Q&A: God and Logic
God and Logic
Question
How can one prove that God is subject to the laws of logic? I “feel that He is,” meaning that He cannot make 2+2 equal 5, or draw a circular square.
But when I say this to my friend, he says to me, “What are you talking about? He is above logic!” And I don’t know how to prove to him that I’m right. (In my intuition it is so obvious that I’m right—this is an important principle I learned from you—but he asks for a proof.)
Answer
This is not a matter of proof. The claim that He is not subject to the laws of logic is meaningless. After all, if He is not subject to the laws of logic, then He is also subject to them, and He both exists and does not exist, and you are both a believer and an atheist, and so on and so on.
I have written about this a great deal on the site, and you can find a lot of explanation and detail here. For example, in the column here, but there is much more as well.
Discussion on Answer
I didn’t understand these questions, and I understood even less what they have to do with the discussion. If you want to discuss some question, please raise it separately and spell it out, without “etc., etc.” Notice the references I gave to things I’ve already written.
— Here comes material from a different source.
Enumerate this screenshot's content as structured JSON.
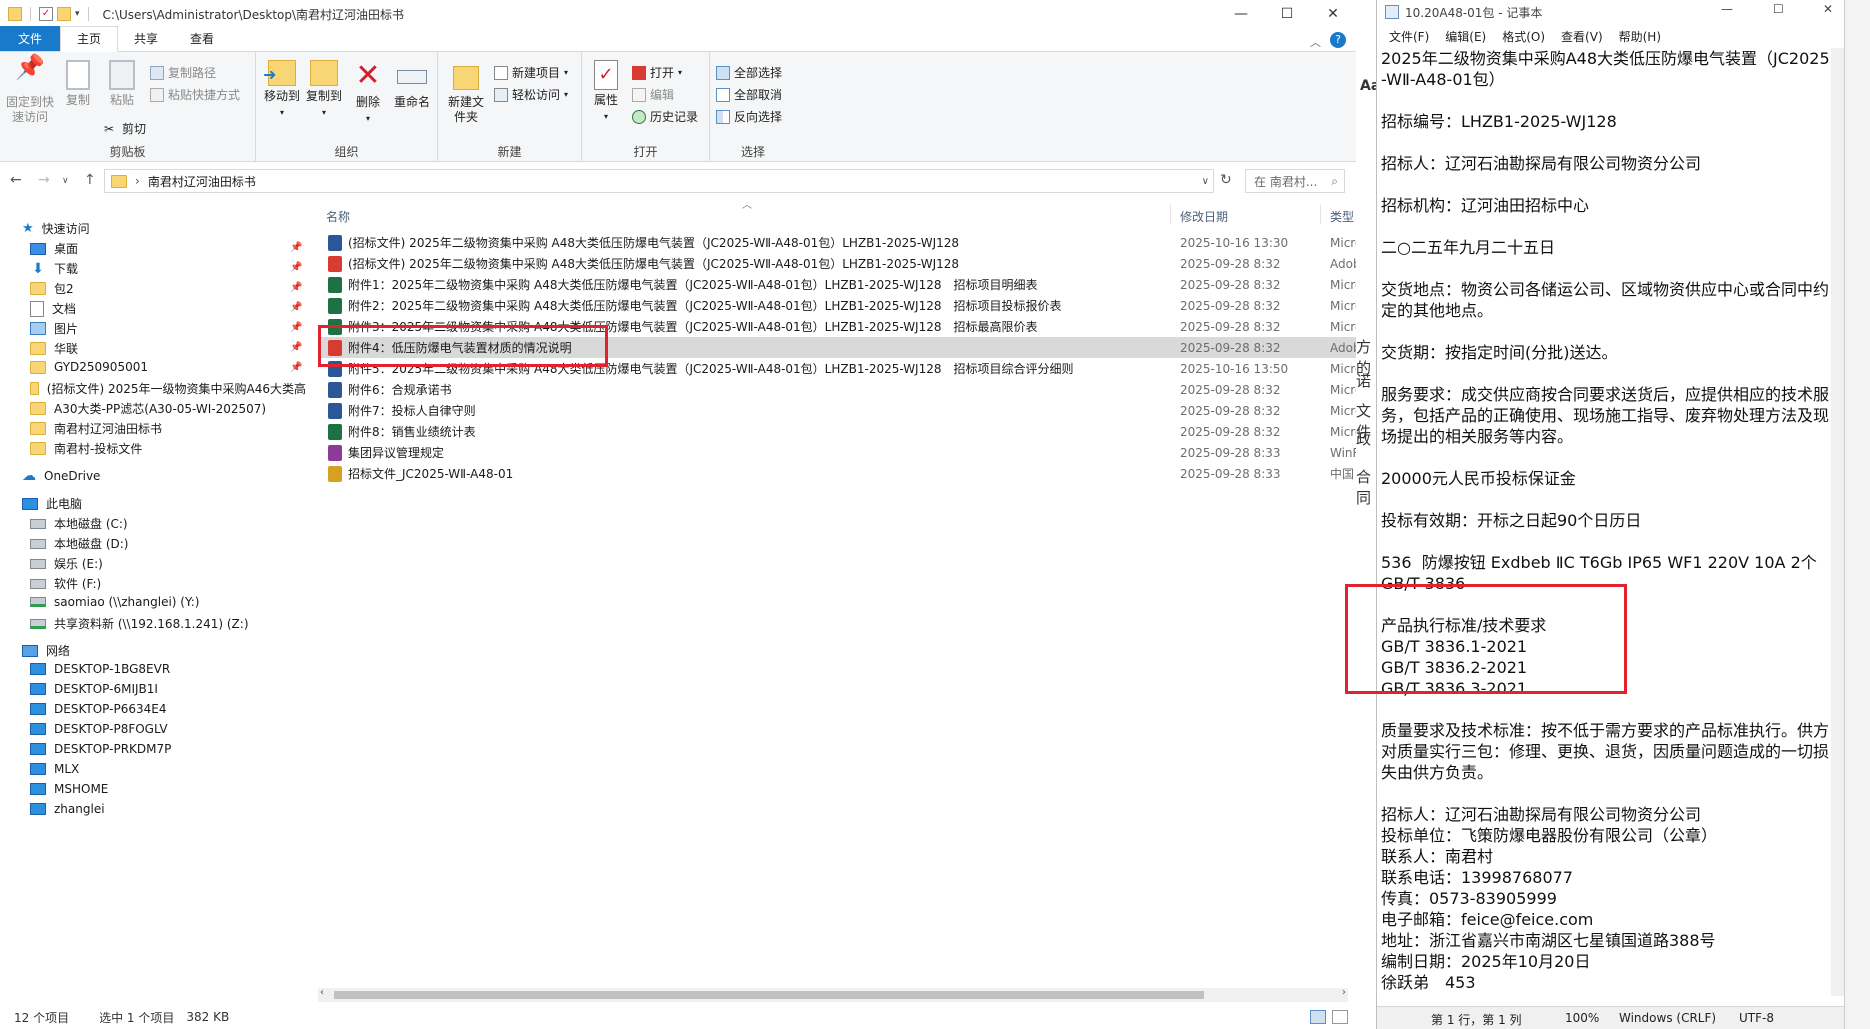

So this is what I asked and requested: it is known that every deduction is based on some assumptions. I prove conclusion x by means of assumption y. But how can y itself be proven?
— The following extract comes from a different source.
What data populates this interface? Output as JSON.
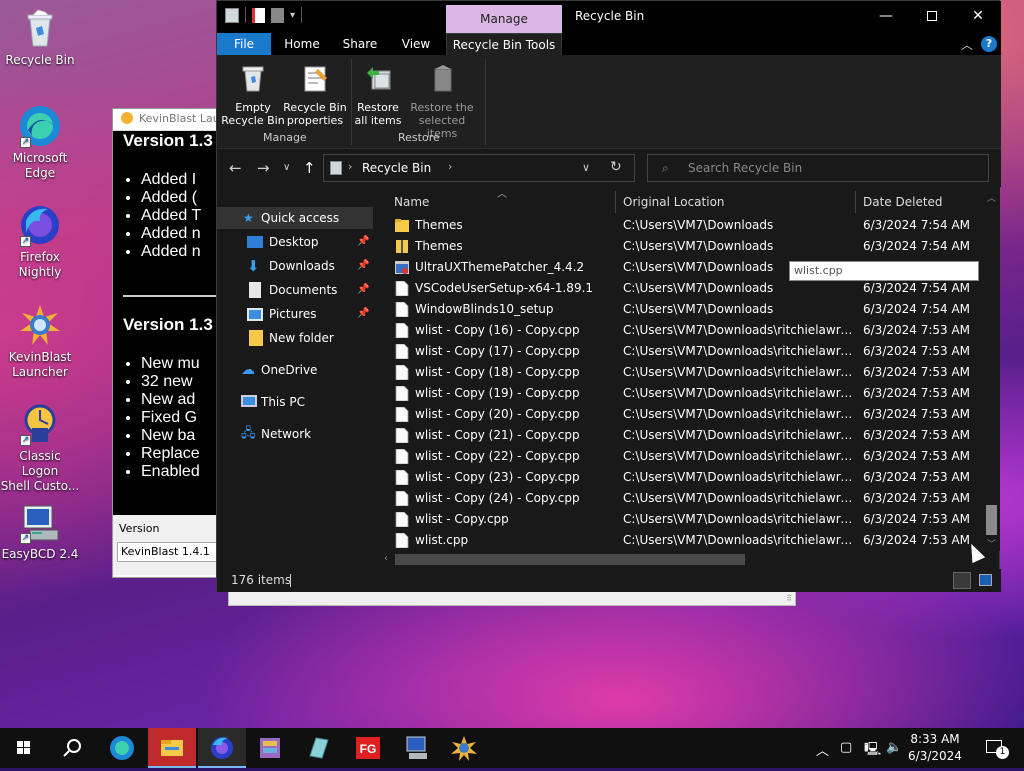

For example, in geometry, everything is proved by means of Euclid’s axioms. But how are those axioms themselves proven? Or in other words, how does one argue about axioms?
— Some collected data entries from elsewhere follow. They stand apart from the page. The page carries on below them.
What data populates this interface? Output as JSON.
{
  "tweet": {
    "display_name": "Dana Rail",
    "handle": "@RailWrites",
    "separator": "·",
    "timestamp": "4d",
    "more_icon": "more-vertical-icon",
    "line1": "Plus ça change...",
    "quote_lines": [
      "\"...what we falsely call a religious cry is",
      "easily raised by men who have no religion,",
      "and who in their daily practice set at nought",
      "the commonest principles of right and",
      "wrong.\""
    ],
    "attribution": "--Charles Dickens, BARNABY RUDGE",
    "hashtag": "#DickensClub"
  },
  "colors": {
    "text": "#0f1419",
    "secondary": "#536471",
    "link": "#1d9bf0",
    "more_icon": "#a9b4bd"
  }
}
To put it differently, one uses the rules of logic to prove an analytic claim, but what are the tools for proving synthetic claims?
And this, Rabbi?
Or to put it differently, what do you think is the solution to the Münchhausen trilemma?
The comments didn’t reach my email today. That has now been fixed.
Intuition is the basis for axioms. Of course they cannot be proven.
I don’t know what the Münchhausen trilemma is.
Okay, I understand.
Can you direct me to a place where you explained in detail what can be proven and what cannot? What is regress? Which axioms can be proven, and alternatively which of them can be accepted without proof? On what basis does one accept an axiomatic system as correct without proofs? Etc., etc.